In a release published yesterday, The Minister for Patient Safety, Suicide Prevention and Mental Health – Ms Nadine Dorries MP, provided an update on the implemented measures.

There are two key measures that stand out in this regard. The first lies in reference to the seventh recommendation in the IMMDR: “a central patient-identifiable database should be created by collecting key details of the implantation of all devices at the time of the operation. This can then be linked to specifically created registers to research and audit the outcomes both in terms of the device safety and patient reported outcomes measures”.

This will come into play as part of the amend to the forthcoming legislation of The Medicines and Medical Device Bill (The Bill) – “to create the power to establish a UK-wide medical device information system” which had been set into motion ahead if the publication of the IMMDR. Such a database will provide the means to achieve full traceability of all medicines and medical devices supplied to the UK health service, with record of which patient the medicine was provided to, or which patient a particular medical device has been implanted into”.

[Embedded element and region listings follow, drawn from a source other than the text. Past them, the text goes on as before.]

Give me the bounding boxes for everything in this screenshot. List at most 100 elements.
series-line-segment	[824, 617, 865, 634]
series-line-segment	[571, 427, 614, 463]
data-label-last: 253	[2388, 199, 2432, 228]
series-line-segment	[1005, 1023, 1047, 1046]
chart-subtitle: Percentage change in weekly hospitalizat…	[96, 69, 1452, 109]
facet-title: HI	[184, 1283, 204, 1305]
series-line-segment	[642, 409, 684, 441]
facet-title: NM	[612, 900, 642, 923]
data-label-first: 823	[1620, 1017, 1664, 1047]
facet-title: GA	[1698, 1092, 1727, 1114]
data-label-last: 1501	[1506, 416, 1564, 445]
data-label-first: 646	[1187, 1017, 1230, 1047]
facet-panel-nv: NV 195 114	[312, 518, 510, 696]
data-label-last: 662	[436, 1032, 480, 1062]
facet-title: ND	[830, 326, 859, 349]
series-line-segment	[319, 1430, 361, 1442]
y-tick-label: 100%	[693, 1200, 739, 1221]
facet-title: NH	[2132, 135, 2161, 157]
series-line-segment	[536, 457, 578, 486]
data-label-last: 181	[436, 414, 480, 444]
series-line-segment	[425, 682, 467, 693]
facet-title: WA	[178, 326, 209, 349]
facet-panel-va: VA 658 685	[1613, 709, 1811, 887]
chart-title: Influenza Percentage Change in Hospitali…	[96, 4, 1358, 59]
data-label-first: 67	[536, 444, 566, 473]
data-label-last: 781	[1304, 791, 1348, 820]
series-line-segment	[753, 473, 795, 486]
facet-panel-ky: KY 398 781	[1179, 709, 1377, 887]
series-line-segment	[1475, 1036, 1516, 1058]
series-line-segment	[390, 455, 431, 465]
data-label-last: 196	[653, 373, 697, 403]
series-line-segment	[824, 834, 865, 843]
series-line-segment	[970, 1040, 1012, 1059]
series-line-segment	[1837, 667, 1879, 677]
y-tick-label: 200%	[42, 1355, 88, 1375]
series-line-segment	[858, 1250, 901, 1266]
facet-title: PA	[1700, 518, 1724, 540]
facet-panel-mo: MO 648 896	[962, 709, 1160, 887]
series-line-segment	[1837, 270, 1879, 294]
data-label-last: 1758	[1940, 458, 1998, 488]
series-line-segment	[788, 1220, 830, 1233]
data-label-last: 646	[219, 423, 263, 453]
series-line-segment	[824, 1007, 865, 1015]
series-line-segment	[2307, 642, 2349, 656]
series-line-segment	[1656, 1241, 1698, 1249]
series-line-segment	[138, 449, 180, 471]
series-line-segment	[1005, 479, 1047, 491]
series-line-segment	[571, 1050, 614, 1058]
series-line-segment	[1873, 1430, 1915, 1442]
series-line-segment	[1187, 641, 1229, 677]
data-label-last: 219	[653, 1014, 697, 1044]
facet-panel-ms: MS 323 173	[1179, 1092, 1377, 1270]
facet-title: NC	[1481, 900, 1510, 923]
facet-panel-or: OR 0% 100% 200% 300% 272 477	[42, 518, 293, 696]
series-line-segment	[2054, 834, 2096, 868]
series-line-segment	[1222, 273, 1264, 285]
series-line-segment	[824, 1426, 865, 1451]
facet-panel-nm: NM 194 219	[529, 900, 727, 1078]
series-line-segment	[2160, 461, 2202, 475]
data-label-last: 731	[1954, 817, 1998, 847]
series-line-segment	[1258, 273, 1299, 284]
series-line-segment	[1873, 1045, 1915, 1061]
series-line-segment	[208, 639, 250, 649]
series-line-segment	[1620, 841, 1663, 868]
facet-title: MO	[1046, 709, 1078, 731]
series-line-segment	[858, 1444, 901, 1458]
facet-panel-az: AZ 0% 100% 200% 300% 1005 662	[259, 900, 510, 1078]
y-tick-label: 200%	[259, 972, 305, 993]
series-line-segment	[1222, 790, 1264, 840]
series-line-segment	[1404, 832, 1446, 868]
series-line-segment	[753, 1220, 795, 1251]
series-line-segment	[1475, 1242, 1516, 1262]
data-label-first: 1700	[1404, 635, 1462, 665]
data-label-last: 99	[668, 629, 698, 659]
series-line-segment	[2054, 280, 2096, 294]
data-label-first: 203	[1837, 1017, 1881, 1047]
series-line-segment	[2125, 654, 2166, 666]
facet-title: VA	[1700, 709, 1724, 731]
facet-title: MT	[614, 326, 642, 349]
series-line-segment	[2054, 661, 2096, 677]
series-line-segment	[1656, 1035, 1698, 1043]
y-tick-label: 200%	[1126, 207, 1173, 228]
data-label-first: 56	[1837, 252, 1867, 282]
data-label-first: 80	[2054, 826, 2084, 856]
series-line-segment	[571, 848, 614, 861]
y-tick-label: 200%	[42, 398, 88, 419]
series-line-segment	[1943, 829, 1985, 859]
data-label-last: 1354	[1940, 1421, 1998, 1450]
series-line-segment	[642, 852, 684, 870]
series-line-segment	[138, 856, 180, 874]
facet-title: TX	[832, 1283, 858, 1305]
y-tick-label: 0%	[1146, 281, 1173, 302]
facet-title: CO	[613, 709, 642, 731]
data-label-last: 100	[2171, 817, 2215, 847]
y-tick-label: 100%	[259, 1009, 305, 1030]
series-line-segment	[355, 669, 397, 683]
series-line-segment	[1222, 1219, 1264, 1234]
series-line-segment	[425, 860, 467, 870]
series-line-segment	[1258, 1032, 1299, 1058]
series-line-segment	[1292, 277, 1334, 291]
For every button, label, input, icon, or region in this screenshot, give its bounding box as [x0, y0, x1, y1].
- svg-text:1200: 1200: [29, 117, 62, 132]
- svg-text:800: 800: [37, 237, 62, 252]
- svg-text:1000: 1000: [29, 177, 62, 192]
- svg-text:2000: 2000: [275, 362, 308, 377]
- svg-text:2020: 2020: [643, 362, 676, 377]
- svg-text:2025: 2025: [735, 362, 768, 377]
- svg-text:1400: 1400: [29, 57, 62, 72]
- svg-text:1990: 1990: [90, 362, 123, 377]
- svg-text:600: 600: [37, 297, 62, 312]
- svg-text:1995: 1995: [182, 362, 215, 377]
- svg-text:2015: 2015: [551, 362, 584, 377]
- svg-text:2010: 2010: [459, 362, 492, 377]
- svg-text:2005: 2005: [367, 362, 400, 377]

For this, there will need to a be standardised approach for the unique identification of each medicine and/or medical device available for clinical use in the UK, as well as the capacity to be able to unambiguously identify every patient. Without either of these elements to standardise the capture of this information, achieving full traceability as a patient safety measure will forever be one of healthcare’s most formidable challenges.

The second in fact refers to the second recommendation: “the appointment of a Patient Safety Commissioner who would be an independent public leader with a statutory responsibility. The commissioner would champion the value of listening to patients and promoting users’ perspectives in seeking improvements to patient safety around the use of medicines and medical devices”, and this poses food for thought.

As part of the amendments made to The Bill, the government confirms a tabled amendment “to establish the role of an independent Patient Safety Commissioner”, to “act independently on behalf of patients”. This is where the evidence collated by the database will provide great benefit and valuable insight, notably for the post-market surveillance of products to prevent instances, such as those highlighted in the IMMDR, from arising in future.

These changes, among the others, will present a significant step change for healthcare – in that it equates traceability in a clinical setting with improved quality of care – and that step is one that is both necessary and perhaps, long overdue.